Arrestation ou détention
10. Chacun a le droit, en cas d’arrestation ou de détention :
a) d’être informé dans les plus brefs délais des motifs de son arrestation ou de sa détention;
b) d’avoir recours sans délai à l’assistance d’un avocat et d’être informé de ce droit;
c) de faire contrôler, par habeas corpus, la légalité de sa détention et d’obtenir, le cas échéant, sa libération.»
Ce qui constitue une détention
D’ailleurs, le jugement Feeney (1997) de la Cour suprême du Canada fait office de jurisprudence en ce qui a trait à la définition d’une détention:
«Il y a détention au sens de l’art. 10 de la Charte lorsqu’un agent de la paix restreint la liberté d’action d’une personne au moyen d’une sommation ou d’un ordre.» (p.7)
L’avocate Véronique Robert soulignait le 13 avril, dans un article très révélateur sur l’arrestation et la détention de journalistes de La Presse, que:
«les policiers n’ont pas le droit, au motif qu’ils mènent une enquête, de détenir une personne qui n’a pas d’abord été mise formellement en état d’arrestation, sauf s’ils ont un motif précis de le faire.»
Me Robert précise elle aussi qu’un vaste éventail de situations peuvent être considérées comme des détentions, se référant entre autres à la jurisprudence de l’arrêt Schmautz (1990) de la Cour suprême. Ainsi, si la restriction de la liberté d’action constitue une détention, la contrainte psychologique ou morale résultant d’un ordre peut aussi être perçue comme une détention, qu’il y ait application de force physique ou non:
«L’élément de contrainte ou de coercition nécessaire pour qu’il y ait détention peut découler de la responsabilité criminelle qu’entraîne le refus d’obtempérer à une sommation ou à un ordre, ou de la conviction raisonnable qu’on n’a pas le choix d’obtempérer ou non. En l’espèce, la responsabilité criminelle qu’entraîne le refus d’obtempérer constitue l’élément nécessaire de contrainte ou de coercition requis pour conclure à l’existence d’une détention. La détention ne dépend pas de l’acceptation de se conformer à l’ordre. […] La contrainte physique ne comporte aucun rapport avec le genre de détention qui résulte d’une responsabilité criminelle découlant du refus de se conformer à un ordre. Ce que ce genre de détention comporte, c’est la contrainte psychologique ou morale résultant de l’ordre.» (p.30)
Les garanties juridiques couvertes par les articles 7 à 10 de la Charte peuvent donc permettre d’invalider des mises en accusations.
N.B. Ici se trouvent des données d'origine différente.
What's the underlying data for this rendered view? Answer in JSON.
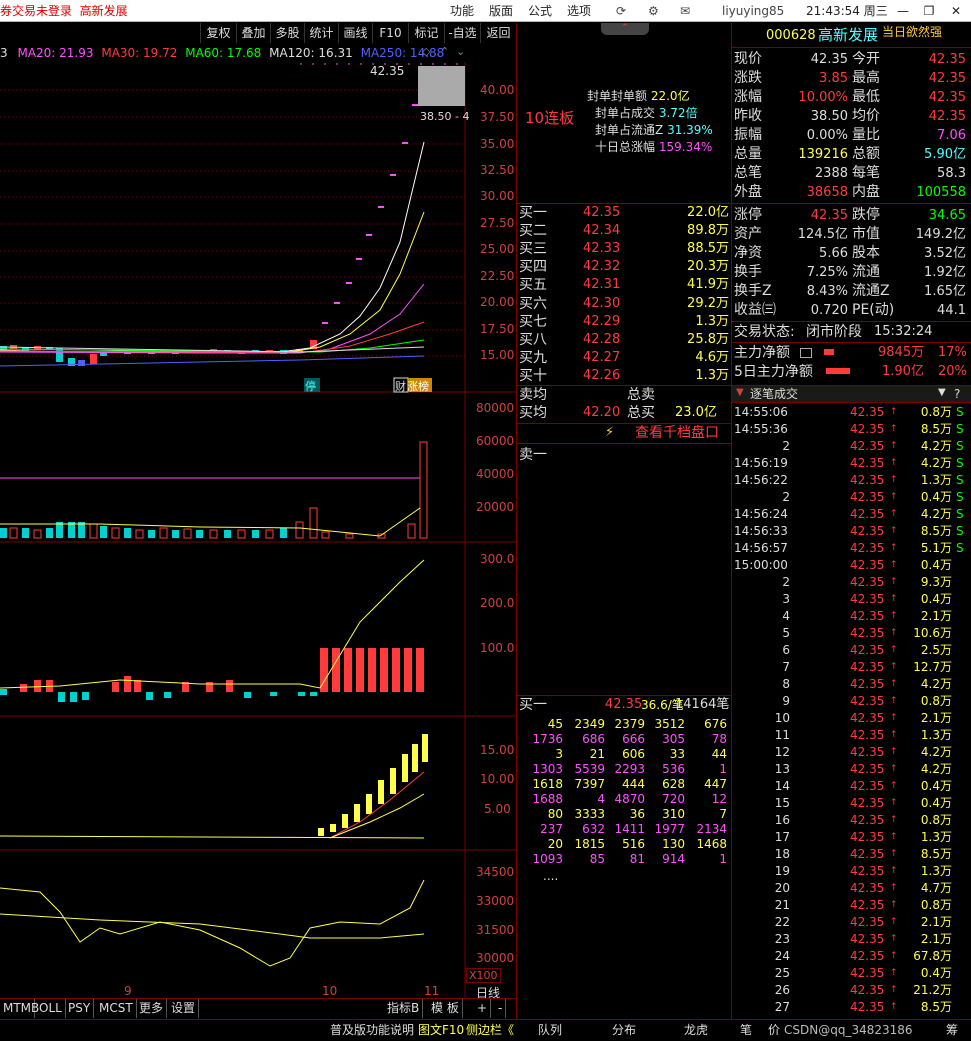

Elles ne semblent toutefois pas émouvoir outre-mesure les officiers aux commandes ni ralentir les ardeurs des policiers exécutant les ordres. Peut-être préfèrent-ils se baser sur les avis émis par la Gendarmerie Royale du Canada que sur une charte des droits et libertés ?
Je vous l’ai dit, j’aime bien varier mes sources. Et comme je ne suis pas vraiment croyant et que la Charte débute par l’accroche suivante, ça me prend un petit effort pour me sentir concerné:
«Attendu que le Canada est fondé sur des principes qui reconnaissent la suprématie de Dieu et la primauté du droit».
Nos droits peuvent-ils être restreints ?
Laissons donc de côté la suprématie divine et concentrons-nous sur les affaires humaines. Le gouvernement fédéral offre généreusement aux citoyens canadiens les services d’une Police de protection, un secteur établi comme «une fonction indépendante et distincte au sein de la GRC» depuis les années 1970.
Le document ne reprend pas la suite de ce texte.